Working Envelope of Commercially Pure Niobium Sheet Established Through Cylindrical cup-drawing
Date
Authors
Journal Title
Journal ISSN
Volume Title
Publisher
Abstract
Drawing is a near net-shape manufacturing method used to form sheet metal into complex shapes by applying holding force on sheet metal blanks while a punch draws the workpiece into or through a forming die. This method has many practical applications in industries including aerospace, automotive, and consumer goods. The material explored, commercially pure niobium, is commonly drawn to form superconducting radio frequency cavities for linear accelerators. The purpose of this research is to establish the drawing envelope of a commercially pure niobium (referred to as niobium) sheet under constant blank holding force (BHF) experimentally by adjusting the process parameters of cylindrical cup-drawing.
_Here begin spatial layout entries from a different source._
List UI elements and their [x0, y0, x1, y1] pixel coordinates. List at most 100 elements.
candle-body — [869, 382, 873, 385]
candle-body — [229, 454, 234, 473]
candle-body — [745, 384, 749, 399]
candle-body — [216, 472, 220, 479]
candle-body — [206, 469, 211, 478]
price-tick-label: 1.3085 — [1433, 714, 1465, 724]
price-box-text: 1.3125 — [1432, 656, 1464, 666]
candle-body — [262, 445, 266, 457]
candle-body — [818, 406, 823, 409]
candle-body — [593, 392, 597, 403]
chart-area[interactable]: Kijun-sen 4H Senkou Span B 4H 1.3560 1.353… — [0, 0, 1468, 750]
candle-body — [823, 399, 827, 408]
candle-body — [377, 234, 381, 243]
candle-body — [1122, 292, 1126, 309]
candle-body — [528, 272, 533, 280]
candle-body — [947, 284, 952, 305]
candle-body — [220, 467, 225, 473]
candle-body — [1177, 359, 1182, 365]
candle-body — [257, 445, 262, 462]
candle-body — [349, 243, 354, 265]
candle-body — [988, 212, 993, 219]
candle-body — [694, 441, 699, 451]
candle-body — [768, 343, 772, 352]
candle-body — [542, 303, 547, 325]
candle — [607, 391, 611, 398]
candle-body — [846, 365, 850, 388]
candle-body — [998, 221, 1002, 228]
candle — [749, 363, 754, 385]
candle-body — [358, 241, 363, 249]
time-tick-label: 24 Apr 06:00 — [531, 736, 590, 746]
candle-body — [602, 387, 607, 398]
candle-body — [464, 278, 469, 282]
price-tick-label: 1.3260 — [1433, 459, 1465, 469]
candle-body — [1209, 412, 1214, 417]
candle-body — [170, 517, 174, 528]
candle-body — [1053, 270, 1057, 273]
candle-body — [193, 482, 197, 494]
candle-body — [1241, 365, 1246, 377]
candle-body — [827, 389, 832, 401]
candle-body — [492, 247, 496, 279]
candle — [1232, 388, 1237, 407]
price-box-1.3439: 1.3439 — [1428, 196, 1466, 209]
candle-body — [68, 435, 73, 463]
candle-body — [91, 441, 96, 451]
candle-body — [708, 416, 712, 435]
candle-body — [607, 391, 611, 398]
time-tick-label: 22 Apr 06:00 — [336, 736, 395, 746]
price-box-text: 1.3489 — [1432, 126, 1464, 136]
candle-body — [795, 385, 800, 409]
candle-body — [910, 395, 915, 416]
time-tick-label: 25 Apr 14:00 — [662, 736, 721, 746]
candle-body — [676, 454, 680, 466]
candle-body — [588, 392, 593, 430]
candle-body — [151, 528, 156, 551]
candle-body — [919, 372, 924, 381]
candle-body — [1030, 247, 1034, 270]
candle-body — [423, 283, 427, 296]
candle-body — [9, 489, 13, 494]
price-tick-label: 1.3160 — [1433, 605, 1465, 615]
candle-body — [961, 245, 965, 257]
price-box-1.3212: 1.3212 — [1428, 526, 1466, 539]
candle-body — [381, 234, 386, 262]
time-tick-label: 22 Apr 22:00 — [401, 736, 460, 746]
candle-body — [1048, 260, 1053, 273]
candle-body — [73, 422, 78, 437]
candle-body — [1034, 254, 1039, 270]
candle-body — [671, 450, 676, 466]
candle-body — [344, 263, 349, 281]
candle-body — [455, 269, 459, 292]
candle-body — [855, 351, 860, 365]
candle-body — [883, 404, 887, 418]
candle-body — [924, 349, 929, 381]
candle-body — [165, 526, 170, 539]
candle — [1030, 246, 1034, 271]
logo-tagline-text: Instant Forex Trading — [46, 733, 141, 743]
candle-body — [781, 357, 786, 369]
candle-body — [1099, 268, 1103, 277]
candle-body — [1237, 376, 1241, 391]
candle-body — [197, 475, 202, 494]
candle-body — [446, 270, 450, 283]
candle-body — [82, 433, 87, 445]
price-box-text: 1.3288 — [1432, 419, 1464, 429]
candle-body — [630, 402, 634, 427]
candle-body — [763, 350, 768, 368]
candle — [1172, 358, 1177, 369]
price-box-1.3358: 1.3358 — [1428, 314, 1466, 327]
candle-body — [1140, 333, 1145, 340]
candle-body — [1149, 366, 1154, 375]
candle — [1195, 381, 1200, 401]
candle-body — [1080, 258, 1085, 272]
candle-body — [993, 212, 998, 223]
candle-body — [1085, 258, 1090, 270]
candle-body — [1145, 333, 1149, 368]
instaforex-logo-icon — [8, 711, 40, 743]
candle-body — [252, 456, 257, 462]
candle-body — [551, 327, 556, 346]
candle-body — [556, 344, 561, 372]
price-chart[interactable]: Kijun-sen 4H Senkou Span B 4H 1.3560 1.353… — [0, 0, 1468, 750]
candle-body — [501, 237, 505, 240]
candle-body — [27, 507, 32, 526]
The drawing envelope determines whether a part will be successfully drawn under specific parameters including BHF and drawing ratio. By adjusting the BHF and drawing ratio, the drawing limits can be established experimentally, which enables the determination of an optimal blank holding force to draw the tallest cup possible without failure and establishes the bounds which cause the workpiece to fail. After defining the experimental envelope, the data will be used to inform the creation of an easy to implement and relatively accurate model-based approach to deep-drawing manufacturing of commercially pure niobium for industrial applications in future work. The experiments were performed on annealed blanks of 1 mm thickness and diameter of 38 mm and 40 mm. The results demonstrate that the 38 mm blank size has a feasible drawing envelope between 232 N and 1706 N of BHF. No 40 mm cups were successfully drawn due to the draw ratio of 2.11. Future work should be done to show with better granularity the upper and lower bound of the drawing limits Additionally, this established envelope will be compared to the finite element models and analytical data from previous research done by Dr. Yannis Korkolis and Dr. Kelin Chen at the respective drawing depth to create the niobium drawing model.